The majority of the wildlife tracking took place from the back of an ageless Land Rover, shorn of roof, windscreen and windows, as though it had passed under a particularly low-lying bridge. Its speedometer was kaput, so was its odometer, which read just 3,838km. I wondered how many times it has revolved and reset before settling on that low total – and what catastrophe had caused it to finally stop counting?
There was something a little regal and not entirely unpleasant about rumbling around a royal national park in such a sturdy British vehicle, but it was a noiseless ride down one of the Karnali River’s tributaries in a dinghy that was perhaps the highlight of the visit.
The animals of the park tend to be most active at sunrise and sunset, and late in the day the riverbanks throng with life. Silently sidling up alongside them in that little boat, I saw crimson dragonflies taking to the sky to chase their dinner, slanting sunlight catching their backs to make them appear as a troop of fairies. Three different subspecies of kingfisher noisily heralded our arrival along the treeline. Later, in the dark of night, those trees would host constellations of fireflies.
After half an hour of gliding down the river, we spotted a small herd of endangered swamp deer standing ankle-deep in the water, honking their alarm at our presence. There was something ancient and dreamlike about the scene, framed as it was by three-metre-high elephant grass in full bloom at the end of rainy season. This seemingly endless mass of feathery white gave the impression of a colossal swan, with wispy seeds carried away from its down on the warm evening air.
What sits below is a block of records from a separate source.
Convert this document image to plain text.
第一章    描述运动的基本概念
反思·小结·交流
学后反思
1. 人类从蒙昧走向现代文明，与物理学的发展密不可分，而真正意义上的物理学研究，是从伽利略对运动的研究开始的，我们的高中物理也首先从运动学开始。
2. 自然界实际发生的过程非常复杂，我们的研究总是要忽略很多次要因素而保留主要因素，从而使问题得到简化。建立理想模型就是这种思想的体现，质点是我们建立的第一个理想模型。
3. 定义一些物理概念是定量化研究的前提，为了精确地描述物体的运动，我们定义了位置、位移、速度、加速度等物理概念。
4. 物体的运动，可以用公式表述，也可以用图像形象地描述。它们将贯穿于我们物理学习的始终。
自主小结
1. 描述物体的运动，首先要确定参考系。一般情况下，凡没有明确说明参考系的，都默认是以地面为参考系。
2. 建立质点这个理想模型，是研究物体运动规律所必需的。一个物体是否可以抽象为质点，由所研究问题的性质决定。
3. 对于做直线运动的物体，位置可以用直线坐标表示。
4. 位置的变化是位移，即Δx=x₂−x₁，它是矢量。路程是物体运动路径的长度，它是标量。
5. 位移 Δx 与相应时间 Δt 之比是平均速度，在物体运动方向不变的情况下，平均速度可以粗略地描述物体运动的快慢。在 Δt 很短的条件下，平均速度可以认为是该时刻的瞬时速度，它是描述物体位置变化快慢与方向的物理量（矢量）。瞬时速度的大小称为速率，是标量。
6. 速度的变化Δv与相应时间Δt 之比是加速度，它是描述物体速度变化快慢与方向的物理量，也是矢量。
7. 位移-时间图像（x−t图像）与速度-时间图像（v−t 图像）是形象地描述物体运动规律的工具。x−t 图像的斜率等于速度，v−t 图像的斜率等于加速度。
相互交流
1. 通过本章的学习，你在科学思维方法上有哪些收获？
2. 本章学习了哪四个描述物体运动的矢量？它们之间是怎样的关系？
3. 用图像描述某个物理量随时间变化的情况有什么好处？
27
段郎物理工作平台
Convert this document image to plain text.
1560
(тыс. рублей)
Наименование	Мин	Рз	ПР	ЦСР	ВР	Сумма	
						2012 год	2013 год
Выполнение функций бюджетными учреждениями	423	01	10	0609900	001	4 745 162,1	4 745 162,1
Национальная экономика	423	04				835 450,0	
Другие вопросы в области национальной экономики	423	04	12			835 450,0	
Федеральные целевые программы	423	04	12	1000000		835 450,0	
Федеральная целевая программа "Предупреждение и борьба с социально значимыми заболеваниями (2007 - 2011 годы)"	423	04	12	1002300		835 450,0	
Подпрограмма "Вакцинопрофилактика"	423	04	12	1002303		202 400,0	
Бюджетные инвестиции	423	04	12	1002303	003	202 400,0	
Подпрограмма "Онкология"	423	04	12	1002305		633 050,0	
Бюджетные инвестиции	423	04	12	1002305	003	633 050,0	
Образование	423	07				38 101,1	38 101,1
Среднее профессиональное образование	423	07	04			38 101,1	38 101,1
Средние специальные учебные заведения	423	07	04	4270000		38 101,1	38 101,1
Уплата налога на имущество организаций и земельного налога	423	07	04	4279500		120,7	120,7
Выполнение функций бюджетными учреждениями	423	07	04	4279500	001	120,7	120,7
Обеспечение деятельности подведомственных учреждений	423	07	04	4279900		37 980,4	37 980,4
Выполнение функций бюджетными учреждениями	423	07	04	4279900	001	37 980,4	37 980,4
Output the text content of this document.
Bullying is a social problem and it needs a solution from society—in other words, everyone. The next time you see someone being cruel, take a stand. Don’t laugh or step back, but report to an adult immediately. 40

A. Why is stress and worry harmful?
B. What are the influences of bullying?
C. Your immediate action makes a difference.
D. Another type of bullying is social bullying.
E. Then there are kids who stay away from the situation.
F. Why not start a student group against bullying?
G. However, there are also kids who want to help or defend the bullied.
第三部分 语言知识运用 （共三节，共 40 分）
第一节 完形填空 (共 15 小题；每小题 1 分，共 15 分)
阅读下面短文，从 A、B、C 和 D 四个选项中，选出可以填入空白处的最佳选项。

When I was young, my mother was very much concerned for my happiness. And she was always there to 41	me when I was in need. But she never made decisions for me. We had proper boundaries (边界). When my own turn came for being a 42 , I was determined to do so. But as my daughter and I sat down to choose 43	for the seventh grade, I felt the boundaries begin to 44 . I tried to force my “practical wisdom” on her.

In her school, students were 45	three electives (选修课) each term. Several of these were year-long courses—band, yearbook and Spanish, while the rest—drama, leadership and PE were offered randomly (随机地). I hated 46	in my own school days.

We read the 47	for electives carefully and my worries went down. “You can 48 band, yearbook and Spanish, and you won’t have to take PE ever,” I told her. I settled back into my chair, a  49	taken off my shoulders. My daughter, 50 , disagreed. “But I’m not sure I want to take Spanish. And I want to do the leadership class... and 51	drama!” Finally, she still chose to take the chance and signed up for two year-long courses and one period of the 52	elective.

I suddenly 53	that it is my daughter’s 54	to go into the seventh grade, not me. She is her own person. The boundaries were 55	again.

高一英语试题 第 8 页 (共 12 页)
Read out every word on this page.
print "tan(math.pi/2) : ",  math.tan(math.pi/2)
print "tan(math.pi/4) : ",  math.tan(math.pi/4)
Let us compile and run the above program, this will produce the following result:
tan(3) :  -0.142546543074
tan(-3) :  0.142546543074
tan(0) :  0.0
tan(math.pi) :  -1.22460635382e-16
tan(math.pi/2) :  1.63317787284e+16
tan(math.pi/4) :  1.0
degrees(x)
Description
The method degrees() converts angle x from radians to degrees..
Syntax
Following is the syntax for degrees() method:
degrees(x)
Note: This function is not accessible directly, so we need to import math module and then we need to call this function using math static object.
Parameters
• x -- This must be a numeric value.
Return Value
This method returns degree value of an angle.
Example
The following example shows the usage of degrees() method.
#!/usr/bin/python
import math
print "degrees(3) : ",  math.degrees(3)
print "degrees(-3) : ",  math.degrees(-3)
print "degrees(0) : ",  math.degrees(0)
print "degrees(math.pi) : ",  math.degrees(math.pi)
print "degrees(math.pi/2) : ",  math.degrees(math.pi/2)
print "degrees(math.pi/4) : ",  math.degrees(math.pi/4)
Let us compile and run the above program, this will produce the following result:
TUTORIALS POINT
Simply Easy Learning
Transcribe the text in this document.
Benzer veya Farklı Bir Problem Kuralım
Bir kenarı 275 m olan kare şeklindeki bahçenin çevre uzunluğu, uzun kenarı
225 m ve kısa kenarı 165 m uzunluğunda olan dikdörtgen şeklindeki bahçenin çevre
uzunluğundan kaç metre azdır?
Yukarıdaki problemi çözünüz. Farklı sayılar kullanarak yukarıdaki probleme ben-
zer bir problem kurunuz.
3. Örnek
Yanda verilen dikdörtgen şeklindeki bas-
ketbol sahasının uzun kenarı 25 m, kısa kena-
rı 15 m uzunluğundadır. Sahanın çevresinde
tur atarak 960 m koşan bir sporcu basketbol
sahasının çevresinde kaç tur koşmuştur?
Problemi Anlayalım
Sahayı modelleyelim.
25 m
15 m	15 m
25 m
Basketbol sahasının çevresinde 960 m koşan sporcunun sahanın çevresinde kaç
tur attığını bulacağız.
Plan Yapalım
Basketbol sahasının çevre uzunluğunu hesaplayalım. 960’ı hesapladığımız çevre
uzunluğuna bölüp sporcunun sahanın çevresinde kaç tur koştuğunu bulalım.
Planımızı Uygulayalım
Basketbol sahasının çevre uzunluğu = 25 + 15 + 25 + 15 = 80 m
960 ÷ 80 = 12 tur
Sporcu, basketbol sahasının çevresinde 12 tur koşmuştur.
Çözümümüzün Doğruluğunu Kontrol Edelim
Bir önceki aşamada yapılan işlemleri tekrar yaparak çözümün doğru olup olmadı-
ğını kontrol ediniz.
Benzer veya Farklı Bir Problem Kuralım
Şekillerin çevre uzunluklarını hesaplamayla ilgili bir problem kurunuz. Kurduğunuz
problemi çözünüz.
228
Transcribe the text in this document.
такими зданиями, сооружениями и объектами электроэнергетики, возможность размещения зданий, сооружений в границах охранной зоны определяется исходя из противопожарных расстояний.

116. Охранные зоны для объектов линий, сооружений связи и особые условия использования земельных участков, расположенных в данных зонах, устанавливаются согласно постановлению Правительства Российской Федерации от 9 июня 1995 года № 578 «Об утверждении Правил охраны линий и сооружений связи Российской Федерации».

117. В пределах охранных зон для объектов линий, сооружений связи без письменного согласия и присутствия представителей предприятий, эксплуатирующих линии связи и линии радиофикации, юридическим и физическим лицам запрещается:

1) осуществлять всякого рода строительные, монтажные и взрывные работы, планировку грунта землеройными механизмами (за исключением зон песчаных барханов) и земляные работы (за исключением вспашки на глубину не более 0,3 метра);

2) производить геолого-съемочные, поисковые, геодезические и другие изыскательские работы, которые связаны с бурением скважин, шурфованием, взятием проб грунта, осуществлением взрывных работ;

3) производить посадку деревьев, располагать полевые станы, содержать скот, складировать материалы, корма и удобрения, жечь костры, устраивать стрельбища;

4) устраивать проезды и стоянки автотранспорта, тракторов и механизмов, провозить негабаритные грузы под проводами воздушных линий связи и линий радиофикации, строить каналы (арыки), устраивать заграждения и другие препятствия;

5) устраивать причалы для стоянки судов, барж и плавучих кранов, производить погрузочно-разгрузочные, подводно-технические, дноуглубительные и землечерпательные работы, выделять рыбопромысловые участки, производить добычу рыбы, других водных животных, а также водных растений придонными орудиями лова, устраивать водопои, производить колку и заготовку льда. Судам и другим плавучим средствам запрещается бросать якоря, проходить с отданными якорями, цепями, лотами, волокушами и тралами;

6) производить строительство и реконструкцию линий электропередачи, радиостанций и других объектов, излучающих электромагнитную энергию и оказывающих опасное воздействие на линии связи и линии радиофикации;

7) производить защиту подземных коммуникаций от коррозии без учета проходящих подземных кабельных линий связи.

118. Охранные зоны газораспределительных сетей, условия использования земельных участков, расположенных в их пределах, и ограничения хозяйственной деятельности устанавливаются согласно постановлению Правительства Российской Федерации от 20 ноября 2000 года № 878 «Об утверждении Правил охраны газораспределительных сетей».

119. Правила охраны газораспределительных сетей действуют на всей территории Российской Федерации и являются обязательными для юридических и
The grass was also providing the perfect place for tigers, even rhinos, to hide. It felt as though I could have could spent an age watching those banks and would never have seen a thing – or perhaps in just a couple of seconds and I’d be witnessing one rare creature feasting on another. The longer I stared, the easier I imagined such drama, but, like other tourists during my visit, it never quite arrived.
The next evening I flew away from Nepal, popping above the cloud line at sunset, feeling more than a little wistful for this remarkable nation. The ground was already in darkness, but the day’s pinks, peaches and golds were still ricocheting off the snow-bound Himalayas and a herd of puffy little clouds. Separating them from the pinkish peaks grew increasingly difficult, and as time ticked past, the colour inevitably drained, the sky and mountains turning blue, then black. Faintly, though, I could still see those snows on the Himalayas – they hadn’t disappeared, hadn’t gone anywhere at all.
A version of this piece was published in Etihad Airways’ Aspire magazine in November 2015.